DOLY LOYI — Respondent
( Before : Sandeep Mehta and R. Mahadevan, JJ. )
Civil Appeal No(s). 8387 of 2013
Decided on : 24-09-2024
A. Prevention of Corruption Act, 1988 — Sections 13(1) and 13(1)(d) — Grant of Prosecution Sanction — The Court held that the mere grant of prosecution sanction does not automatically mean that the prosecution for a criminal charge is pending against the government servant — The actual filing of the charge sheet and the commencement of trial are the critical factors that determine the pendency of criminal prosecution
B. Prevention of Corruption Act, 1988 — Sections 13(1) and 13(1)(d) — Sealed Cover Procedure and Pendency of Prosecution — The sealed cover procedure should only be applied when the criminal prosecution is pending, i.e., after the charge sheet has been filed and the trial is underway — The pendency of investigation or the grant of prosecution sanction alone is not sufficient to invoke this procedure.

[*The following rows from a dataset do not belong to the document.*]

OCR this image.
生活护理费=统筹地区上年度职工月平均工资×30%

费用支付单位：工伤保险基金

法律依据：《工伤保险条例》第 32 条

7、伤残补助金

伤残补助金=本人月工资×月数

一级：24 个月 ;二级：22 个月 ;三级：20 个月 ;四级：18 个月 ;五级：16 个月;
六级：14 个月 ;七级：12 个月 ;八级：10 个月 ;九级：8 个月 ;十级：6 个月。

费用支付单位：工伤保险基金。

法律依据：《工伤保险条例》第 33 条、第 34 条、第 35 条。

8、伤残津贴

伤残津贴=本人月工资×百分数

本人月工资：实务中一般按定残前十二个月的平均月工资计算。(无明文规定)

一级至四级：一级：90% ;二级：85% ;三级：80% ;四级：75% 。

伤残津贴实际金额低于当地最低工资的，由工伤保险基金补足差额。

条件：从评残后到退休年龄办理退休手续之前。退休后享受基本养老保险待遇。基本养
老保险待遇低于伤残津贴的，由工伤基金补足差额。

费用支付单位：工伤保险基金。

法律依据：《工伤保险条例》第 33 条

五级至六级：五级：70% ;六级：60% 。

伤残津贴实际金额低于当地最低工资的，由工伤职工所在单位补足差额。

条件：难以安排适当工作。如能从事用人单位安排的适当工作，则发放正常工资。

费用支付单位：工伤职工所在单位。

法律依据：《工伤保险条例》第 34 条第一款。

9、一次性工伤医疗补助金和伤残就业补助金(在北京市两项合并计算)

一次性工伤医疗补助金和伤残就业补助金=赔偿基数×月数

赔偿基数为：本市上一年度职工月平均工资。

C. Prevention of Corruption Act, 1988 — Sections 13(1) and 13(1)(d) — The respondent, an Income Tax officer, was denied promotion due to pending criminal charges and a sealed cover procedure was adopted — Whether the mere grant of prosecution sanction constitutes pending criminal charges, justifying the sealed cover procedure — Petitioner argue that the prosecution sanction implies pending criminal charges, warranting the sealed cover procedure — Respondent states that no criminal charges were pending at the time of the DPC meeting, making the sealed cover procedure unjustified —The Supreme Court upheld the High Court’s decision, rejecting the sealed cover procedure as the charge sheet was filed after the DPC meeting —The prosecution for criminal charges is considered pending only after a charge sheet is issued — The appeal was dismissed, and the respondent was found fit for promotion.
JUDGMENT
Sandeep Mehta, J. – The instant appeal by special leave takes exception to the judgment dated 26th April, 2013 passed by the High Court of Delhi in Writ Petition(C) No. 7960 of 2012 whereby the writ petition preferred by the appellant herein i.e., the Union of India was dismissed and the order passed by Central Administrative Tribunal, Principal Bench, New Delhi(hereinafter being referred to as ‘Tribunal’) was upheld, whereby the Tribunal allowed Original Application No. 3716 of 2011 filed by the respondent herein challenging the denial of promotional benefits to him.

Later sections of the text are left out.